The taxpayer retained new counsel who made strenuous efforts to set aside the judgment but was ultimately unable to persuade Chief Justice Rossiter:


c.     There is no prejudice to the Respondent arising from the delay. This is a requirement which is problematic for the Appellant. The Respondent asserts that the Appellant does not appear to have completed discovery obligations. There can be no dispute in this particular claim as looking at the relative effects of granting the motion, to allow the motion to succeed would likely disproportionately prejudice the Respondent due to the failure of the Appellant to carry out the fundamental obligation in litigation; that is, their discovery obligations. It is the Appellant’s fundamental obligation to prosecute the appeal on a timely basis – this does not occur.
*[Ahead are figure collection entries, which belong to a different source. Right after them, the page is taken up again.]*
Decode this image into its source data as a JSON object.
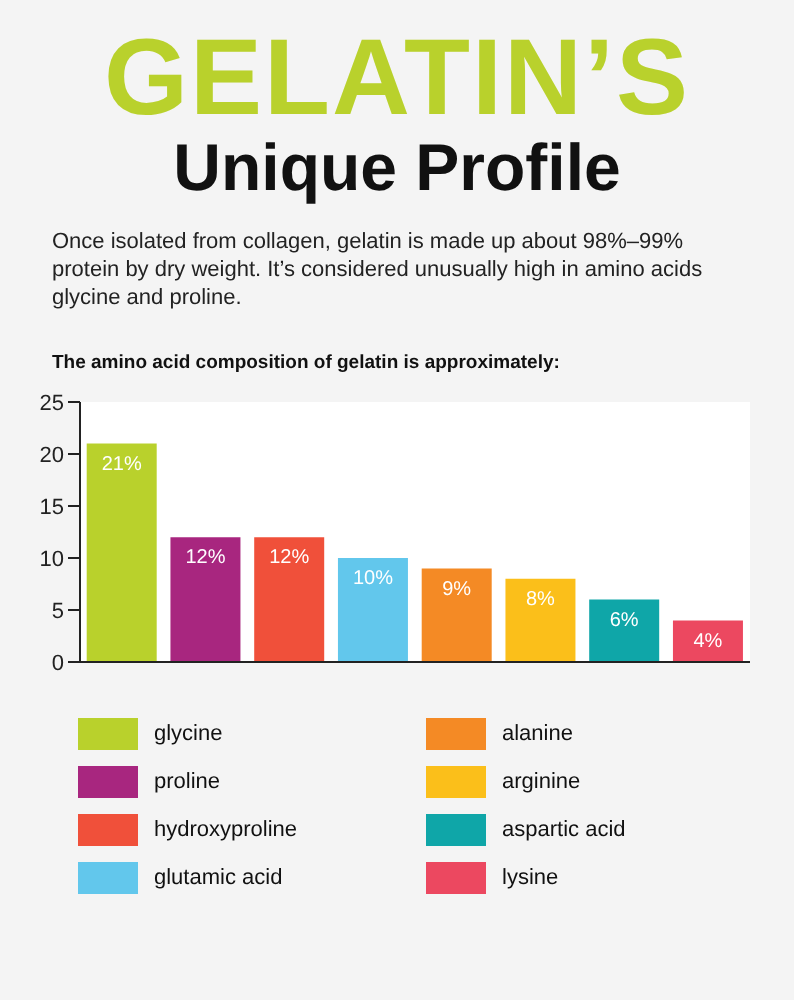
{
  "chart_data": {
    "type": "bar",
    "title": "GELATIN’S",
    "subtitle": "Unique Profile",
    "annotations": [
      "Once isolated from collagen, gelatin is made up about 98%–99% protein by dry weight. It’s considered unusually high in amino acids glycine and proline.",
      "The amino acid composition of gelatin is approximately:"
    ],
    "categories": [
      null,
      null,
      null,
      null,
      null,
      null,
      null,
      null
    ],
    "stacked": true,
    "series": [
      {
        "name": "glycine",
        "color": "#b9d12c",
        "values": [
          21,
          null,
          null,
          null,
          null,
          null,
          null,
          null
        ],
        "value_labels": [
          "21%",
          null,
          null,
          null,
          null,
          null,
          null,
          null
        ]
      },
      {
        "name": "proline",
        "color": "#a8267f",
        "values": [
          null,
          12,
          null,
          null,
          null,
          null,
          null,
          null
        ],
        "value_labels": [
          null,
          "12%",
          null,
          null,
          null,
          null,
          null,
          null
        ]
      },
      {
        "name": "hydroxyproline",
        "color": "#f0503a",
        "values": [
          null,
          null,
          12,
          null,
          null,
          null,
          null,
          null
        ],
        "value_labels": [
          null,
          null,
          "12%",
          null,
          null,
          null,
          null,
          null
        ]
      },
      {
        "name": "glutamic acid",
        "color": "#62c7ec",
        "values": [
          null,
          null,
          null,
          10,
          null,
          null,
          null,
          null
        ],
        "value_labels": [
          null,
          null,
          null,
          "10%",
          null,
          null,
          null,
          null
        ]
      },
      {
        "name": "alanine",
        "color": "#f48a25",
        "values": [
          null,
          null,
          null,
          null,
          9,
          null,
          null,
          null
        ],
        "value_labels": [
          null,
          null,
          null,
          null,
          "9%",
          null,
          null,
          null
        ]
      },
      {
        "name": "arginine",
        "color": "#fbbf1a",
        "values": [
          null,
          null,
          null,
          null,
          null,
          8,
          null,
          null
        ],
        "value_labels": [
          null,
          null,
          null,
          null,
          null,
          "8%",
          null,
          null
        ]
      },
      {
        "name": "aspartic acid",
        "color": "#0fa6a8",
        "values": [
          null,
          null,
          null,
          null,
          null,
          null,
          6,
          null
        ],
        "value_labels": [
          null,
          null,
          null,
          null,
          null,
          null,
          "6%",
          null
        ]
      },
      {
        "name": "lysine",
        "color": "#ec4860",
        "values": [
          null,
          null,
          null,
          null,
          null,
          null,
          null,
          4
        ],
        "value_labels": [
          null,
          null,
          null,
          null,
          null,
          null,
          null,
          "4%"
        ]
      }
    ],
    "ylim": [
      0,
      25
    ],
    "yticks": [
      0,
      5,
      10,
      15,
      20,
      25
    ],
    "tick_labels": "y",
    "legend": "bottom"
  }
}
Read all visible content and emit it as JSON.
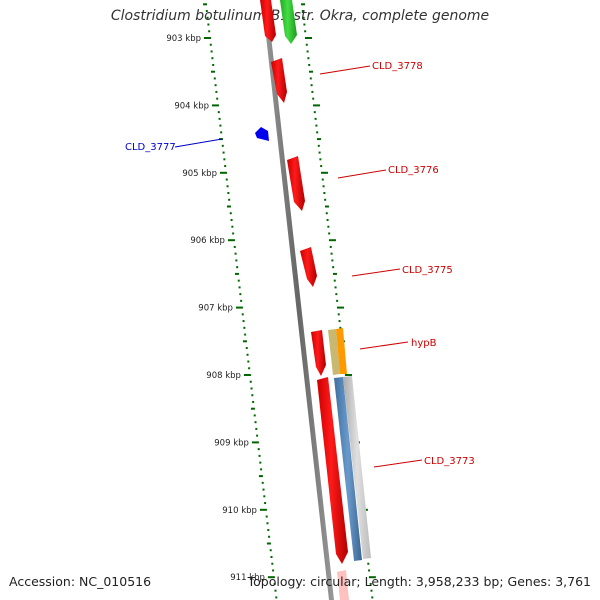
{
  "title": "Clostridium botulinum B1 str. Okra, complete genome",
  "accession_text": "Accession: NC_010516",
  "summary_text": "Topology: circular; Length: 3,958,233 bp; Genes: 3,761",
  "ruler": {
    "unit": "kbp",
    "ticks": [
      {
        "kbp": 903,
        "label": "903 kbp"
      },
      {
        "kbp": 904,
        "label": "904 kbp"
      },
      {
        "kbp": 905,
        "label": "905 kbp"
      },
      {
        "kbp": 906,
        "label": "906 kbp"
      },
      {
        "kbp": 907,
        "label": "907 kbp"
      },
      {
        "kbp": 908,
        "label": "908 kbp"
      },
      {
        "kbp": 909,
        "label": "909 kbp"
      },
      {
        "kbp": 910,
        "label": "910 kbp"
      },
      {
        "kbp": 911,
        "label": "911 kbp"
      }
    ]
  },
  "genes": [
    {
      "label": "CLD_3778",
      "color": "#cc0000"
    },
    {
      "label": "CLD_3777",
      "color": "#0000cc"
    },
    {
      "label": "CLD_3776",
      "color": "#cc0000"
    },
    {
      "label": "CLD_3775",
      "color": "#cc0000"
    },
    {
      "label": "hypB",
      "color": "#cc0000"
    },
    {
      "label": "CLD_3773",
      "color": "#cc0000"
    }
  ],
  "colors": {
    "backbone": "#808080",
    "tick": "#006600",
    "gene_red": "#ff0000",
    "gene_green": "#33cc33",
    "gene_blue": "#0000ee",
    "gene_orange": "#ff9900",
    "gene_olive": "#c8b870",
    "gene_steelblue": "#5588bb",
    "gene_grey": "#c8c8c8"
  }
}
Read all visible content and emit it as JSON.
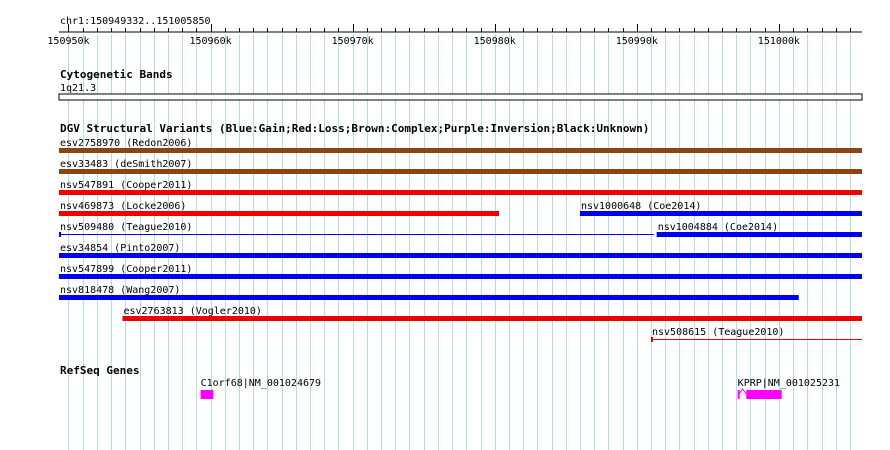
{
  "ruler": {
    "region_label": "chr1:150949332..151005850",
    "ticks": [
      "150950k",
      "150960k",
      "150970k",
      "150980k",
      "150990k",
      "151000k"
    ],
    "tick_values_kb": [
      150950,
      150960,
      150970,
      150980,
      150990,
      151000
    ],
    "range_bp": [
      150949332,
      151005850
    ]
  },
  "cyto": {
    "title": "Cytogenetic Bands",
    "band": "1q21.3"
  },
  "dgv": {
    "title": "DGV Structural Variants (Blue:Gain;Red:Loss;Brown:Complex;Purple:Inversion;Black:Unknown)",
    "colors": {
      "gain": "#0000ee",
      "loss": "#ee0000",
      "complex": "#8b4513",
      "inversion": "#800080",
      "unknown": "#000000"
    },
    "variants": [
      {
        "label": "esv2758970 (Redon2006)",
        "type": "complex",
        "start_kb": 150949.3,
        "end_kb": 151005.85,
        "row": 0
      },
      {
        "label": "esv33483 (deSmith2007)",
        "type": "complex",
        "start_kb": 150949.3,
        "end_kb": 151005.85,
        "row": 1
      },
      {
        "label": "nsv547891 (Cooper2011)",
        "type": "loss",
        "start_kb": 150949.3,
        "end_kb": 151005.85,
        "row": 2
      },
      {
        "label": "nsv469873 (Locke2006)",
        "type": "loss",
        "start_kb": 150949.3,
        "end_kb": 150980.3,
        "row": 3
      },
      {
        "label": "nsv1000648 (Coe2014)",
        "type": "gain",
        "start_kb": 150986.0,
        "end_kb": 151005.85,
        "row": 3
      },
      {
        "label": "nsv509480 (Teague2010)",
        "type": "gain",
        "start_kb": 150949.3,
        "end_kb": 150991.2,
        "row": 4,
        "thin": true
      },
      {
        "label": "nsv1004884 (Coe2014)",
        "type": "gain",
        "start_kb": 150991.4,
        "end_kb": 151005.85,
        "row": 4
      },
      {
        "label": "esv34854 (Pinto2007)",
        "type": "gain",
        "start_kb": 150949.3,
        "end_kb": 151005.85,
        "row": 5
      },
      {
        "label": "nsv547899 (Cooper2011)",
        "type": "gain",
        "start_kb": 150949.3,
        "end_kb": 151005.85,
        "row": 6
      },
      {
        "label": "nsv818478 (Wang2007)",
        "type": "gain",
        "start_kb": 150949.3,
        "end_kb": 151001.4,
        "row": 7
      },
      {
        "label": "esv2763813 (Vogler2010)",
        "type": "loss",
        "start_kb": 150953.8,
        "end_kb": 151005.85,
        "row": 8
      },
      {
        "label": "nsv508615 (Teague2010)",
        "type": "loss",
        "start_kb": 150991.0,
        "end_kb": 151005.85,
        "row": 9,
        "thin": true
      }
    ]
  },
  "refseq": {
    "title": "RefSeq Genes",
    "color": "#ff00ff",
    "genes": [
      {
        "label": "C1orf68|NM_001024679",
        "start_kb": 150959.3,
        "end_kb": 150960.2,
        "introns": []
      },
      {
        "label": "KPRP|NM_001025231",
        "start_kb": 150997.1,
        "end_kb": 151000.2,
        "exons": [
          [
            150997.1,
            150997.2
          ],
          [
            150997.7,
            151000.2
          ]
        ]
      }
    ]
  }
}
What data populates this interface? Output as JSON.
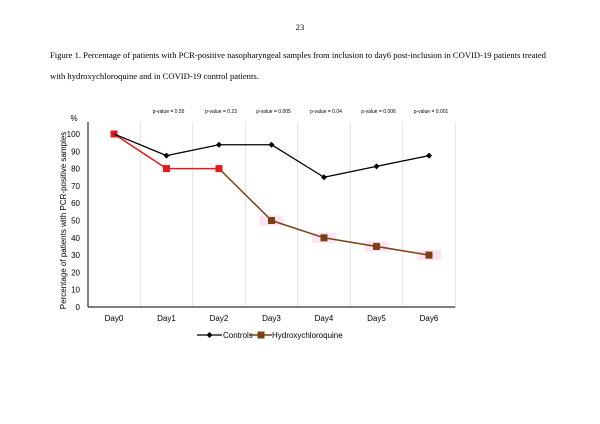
{
  "page_number": "23",
  "caption": {
    "line1": "Figure 1. Percentage of patients with PCR-positive nasopharyngeal samples from inclusion to day6 post-inclusion in COVID-19 patients treated",
    "line2": "with hydroxychloroquine and in COVID-19 control patients."
  },
  "chart_data": {
    "type": "line",
    "title": "",
    "xlabel": "",
    "ylabel": "Percentage of patients with PCR-positive samples",
    "y_unit_label": "%",
    "ylim": [
      0,
      100
    ],
    "yticks": [
      0,
      10,
      20,
      30,
      40,
      50,
      60,
      70,
      80,
      90,
      100
    ],
    "categories": [
      "Day0",
      "Day1",
      "Day2",
      "Day3",
      "Day4",
      "Day5",
      "Day6"
    ],
    "series": [
      {
        "name": "Controls",
        "color": "#000000",
        "marker": "diamond",
        "values": [
          100,
          87.5,
          93.8,
          93.8,
          75,
          81.3,
          87.5
        ]
      },
      {
        "name": "Hydroxychloroquine",
        "color": "#e31b1b",
        "color_late": "#7b4013",
        "marker": "square",
        "values": [
          100,
          80,
          80,
          50,
          40,
          35,
          30
        ]
      }
    ],
    "annotations": [
      "",
      "p-value = 0.55",
      "p-value = 0.23",
      "p-value = 0.005",
      "p-value = 0.04",
      "p-value = 0.006",
      "p-value = 0.001"
    ],
    "grid": "vertical",
    "legend_position": "bottom"
  }
}
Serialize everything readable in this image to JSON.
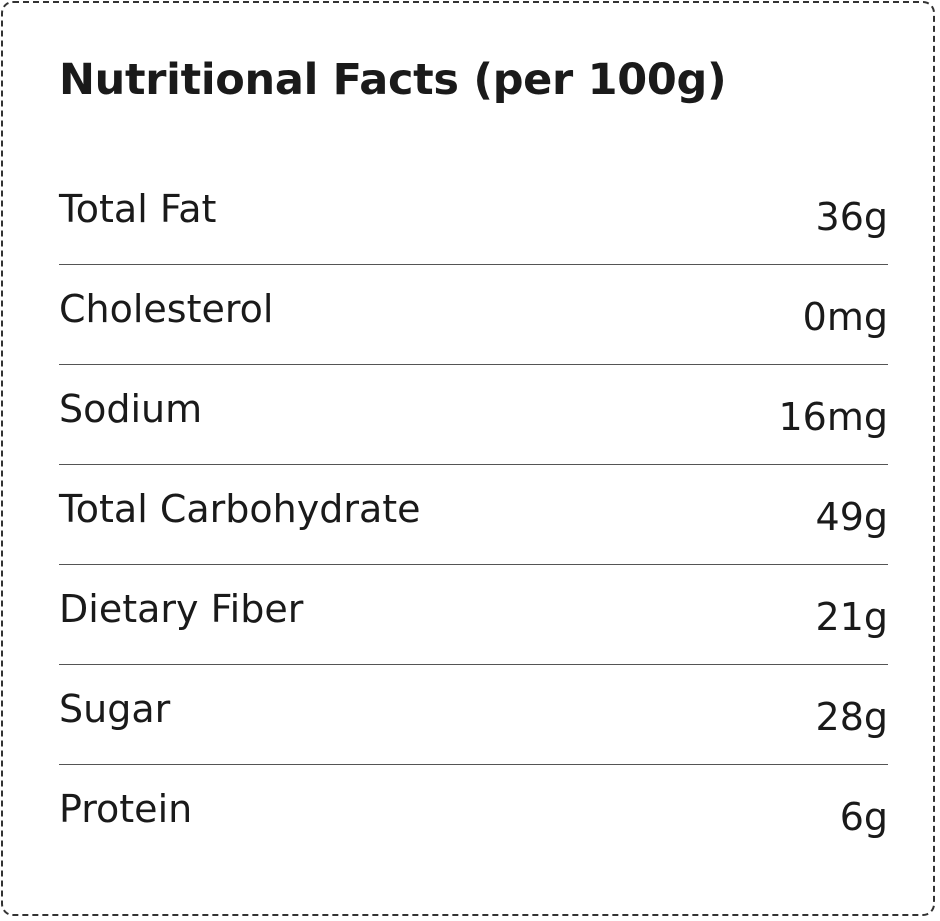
{
  "title": "Nutritional Facts (per 100g)",
  "rows": [
    {
      "label": "Total Fat",
      "value": "36g"
    },
    {
      "label": "Cholesterol",
      "value": "0mg"
    },
    {
      "label": "Sodium",
      "value": "16mg"
    },
    {
      "label": "Total Carbohydrate",
      "value": "49g"
    },
    {
      "label": "Dietary Fiber",
      "value": "21g"
    },
    {
      "label": "Sugar",
      "value": "28g"
    },
    {
      "label": "Protein",
      "value": "6g"
    }
  ]
}
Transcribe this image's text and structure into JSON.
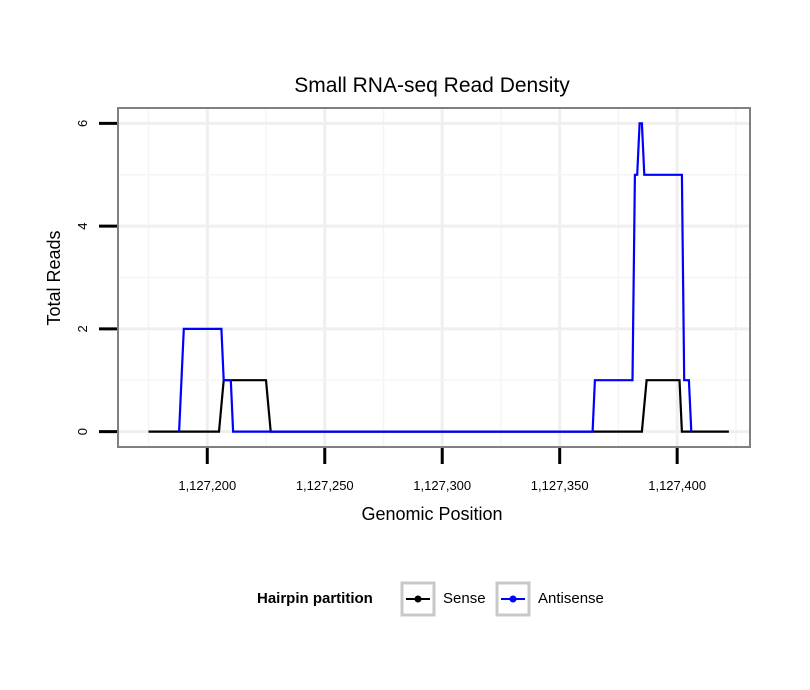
{
  "chart_data": {
    "type": "line",
    "title": "Small RNA-seq Read Density",
    "xlabel": "Genomic Position",
    "ylabel": "Total Reads",
    "xlim": [
      1127162,
      1127431
    ],
    "ylim": [
      -0.3,
      6.3
    ],
    "xticks": [
      1127200,
      1127250,
      1127300,
      1127350,
      1127400
    ],
    "xtick_labels": [
      "1,127,200",
      "1,127,250",
      "1,127,300",
      "1,127,350",
      "1,127,400"
    ],
    "yticks": [
      0,
      2,
      4,
      6
    ],
    "ytick_labels": [
      "0",
      "2",
      "4",
      "6"
    ],
    "grid": true,
    "legend": {
      "title": "Hairpin partition",
      "position": "bottom"
    },
    "series": [
      {
        "name": "Sense",
        "color": "#000000",
        "x": [
          1127175,
          1127205,
          1127207,
          1127225,
          1127227,
          1127385,
          1127387,
          1127401,
          1127402,
          1127422
        ],
        "y": [
          0,
          0,
          1,
          1,
          0,
          0,
          1,
          1,
          0,
          0
        ]
      },
      {
        "name": "Antisense",
        "color": "#0000ff",
        "x": [
          1127188,
          1127190,
          1127206,
          1127207,
          1127210,
          1127211,
          1127226,
          1127364,
          1127365,
          1127381,
          1127382,
          1127383,
          1127384,
          1127385,
          1127386,
          1127402,
          1127403,
          1127405,
          1127406
        ],
        "y": [
          0,
          2,
          2,
          1,
          1,
          0,
          0,
          0,
          1,
          1,
          5,
          5,
          6,
          6,
          5,
          5,
          1,
          1,
          0
        ]
      }
    ]
  }
}
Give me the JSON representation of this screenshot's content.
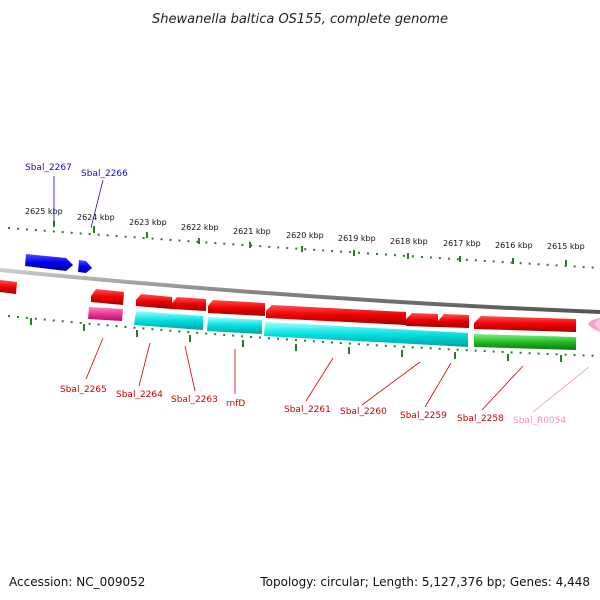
{
  "title": "Shewanella baltica OS155, complete genome",
  "footer": {
    "accession": "Accession: NC_009052",
    "summary": "Topology: circular; Length: 5,127,376 bp; Genes: 4,448"
  },
  "ruler": {
    "labels": [
      "2625 kbp",
      "2624 kbp",
      "2623 kbp",
      "2622 kbp",
      "2621 kbp",
      "2620 kbp",
      "2619 kbp",
      "2618 kbp",
      "2617 kbp",
      "2616 kbp",
      "2615 kbp"
    ]
  },
  "genes_top": [
    {
      "label": "Sbal_2267",
      "color": "#1010c8"
    },
    {
      "label": "Sbal_2266",
      "color": "#1010c8"
    }
  ],
  "genes_bottom": [
    {
      "label": "Sbal_2265",
      "color": "#cc0000"
    },
    {
      "label": "Sbal_2264",
      "color": "#cc0000"
    },
    {
      "label": "Sbal_2263",
      "color": "#cc0000"
    },
    {
      "label": "rnfD",
      "color": "#cc0000"
    },
    {
      "label": "Sbal_2261",
      "color": "#cc0000"
    },
    {
      "label": "Sbal_2260",
      "color": "#cc0000"
    },
    {
      "label": "Sbal_2259",
      "color": "#cc0000"
    },
    {
      "label": "Sbal_2258",
      "color": "#cc0000"
    },
    {
      "label": "Sbal_R0054",
      "color": "#f090b8"
    }
  ],
  "colors": {
    "forward_cds": "#0000ee",
    "reverse_cds": "#ee0000",
    "gene_feature": "#00dddd",
    "pink_feature": "#ee3399",
    "green_feature": "#22bb22",
    "trna": "#f4a0c8",
    "backbone": "#888888",
    "ticks": "#2a7a2a"
  }
}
d.     A reasonable explanation is given for the delay. I do not believe that this requirement has been satisfied. The Appellant claims that their lack of compliance with the Tax Court of Canada procedures was because of an e-mail received from their counsel saying that the Court had been satisfied of its intention to pursue the appeal. Because of this mistaken belief, the Appellant thought that the next step was to file a list of documents. As a result, no one appeared at the status hearing. This is simply not the case and the e-mail does not reflect this exchange. The Appellant was receiving Tax Court of Canada correspondence from at least the date of Appellant’s counsel withdrawing as counsel of record, including the January 19, 2017 Order requiring the Appellant to find new counsel and inform the Court of a new counsel of record by February 10, 2017. The e-mail of the Appellant’s counsel sent on January12, 2017 does not say what the Appellant claims it says as the e-mail never mentions the status issue has been resolved like the Appellant claims. What the e-mail does say is that he judge can take up to two weeks to issue a decision but for now the Appellant should proceed as though the Court has granted the request. This of course does not, in any way, guarantee that the issue has been resolved – only saying to proceed as thought the Court has been satisfied until contradicted by the evidence. The e-mail also suggests hiring new counsel, advice which was not heeded by the Appellant until after the March status hearing.

Thus the application was dismissed.  There was no order as to costs.